Ema terminou de falar e esperou silenciosamente pela resposta de Zenobia.
O outro lado da linha ficou em silêncio por alguns segundos antes de responder:
— Esse desgraçado tá te ameaçando por causa daquele dinheiro? Ele é capaz de tudo mesmo. Faça o seguinte: não entre em conflito direto com ele agora. Finja que quer ficar no Solar do Vale e, depois, use a desculpa de que quer fazer compras. Podemos nos encontrar no shopping?

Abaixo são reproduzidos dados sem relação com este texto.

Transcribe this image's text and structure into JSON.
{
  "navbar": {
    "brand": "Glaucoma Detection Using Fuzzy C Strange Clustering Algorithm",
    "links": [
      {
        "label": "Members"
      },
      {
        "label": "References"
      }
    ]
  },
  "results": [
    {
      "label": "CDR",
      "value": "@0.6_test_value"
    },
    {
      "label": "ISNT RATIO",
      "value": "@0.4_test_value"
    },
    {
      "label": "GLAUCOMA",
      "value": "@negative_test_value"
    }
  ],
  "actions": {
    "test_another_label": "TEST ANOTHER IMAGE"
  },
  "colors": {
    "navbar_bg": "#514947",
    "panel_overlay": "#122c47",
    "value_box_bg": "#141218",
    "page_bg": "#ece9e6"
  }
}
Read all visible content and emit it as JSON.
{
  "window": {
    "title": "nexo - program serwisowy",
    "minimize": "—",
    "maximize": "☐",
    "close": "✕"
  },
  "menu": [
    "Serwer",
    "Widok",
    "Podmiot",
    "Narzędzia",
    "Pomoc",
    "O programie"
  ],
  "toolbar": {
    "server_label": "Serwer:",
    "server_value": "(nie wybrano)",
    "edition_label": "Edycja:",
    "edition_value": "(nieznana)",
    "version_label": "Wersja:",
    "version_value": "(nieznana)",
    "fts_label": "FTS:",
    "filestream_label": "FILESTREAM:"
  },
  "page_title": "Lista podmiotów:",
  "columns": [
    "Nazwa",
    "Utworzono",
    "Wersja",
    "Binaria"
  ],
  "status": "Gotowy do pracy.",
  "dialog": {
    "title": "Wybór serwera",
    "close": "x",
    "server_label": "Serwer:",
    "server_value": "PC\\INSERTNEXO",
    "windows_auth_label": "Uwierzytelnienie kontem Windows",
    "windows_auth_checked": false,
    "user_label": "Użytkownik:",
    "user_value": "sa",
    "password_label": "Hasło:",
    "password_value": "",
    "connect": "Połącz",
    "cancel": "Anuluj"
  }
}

Ema perguntou, apreensiva:
— E se ele não me deixar sair?
Zenobia respondeu prontamente:
— Diga que os seguranças podem ir junto, eu penso no resto. Não se estresse. Sobre o equipamento, você é funcionária do Estúdio de Sonho. Se algo aconteceu durante o trabalho, o Emílio vai cuidar disso. Além do mais, temos o Samuel. Vamos pensar numa solução juntos. Não podemos deixar que você fique presa a ele como se você fosse refém desse dinheiro. Aquele homem é um desgraçado, não vale nada...
A franca Zenobia começou a praguejar enquanto falava e, uma vez que começou, não conseguia parar, reclamando sem parar ao telefone.
Ema estava preocupada com o retorno repentino de Alípio e com a possibilidade de Tânia procurá-la e os empregados perceberem algo.
Seu coração estava disparado e, acima de tudo, ela temia envolver Zenobia.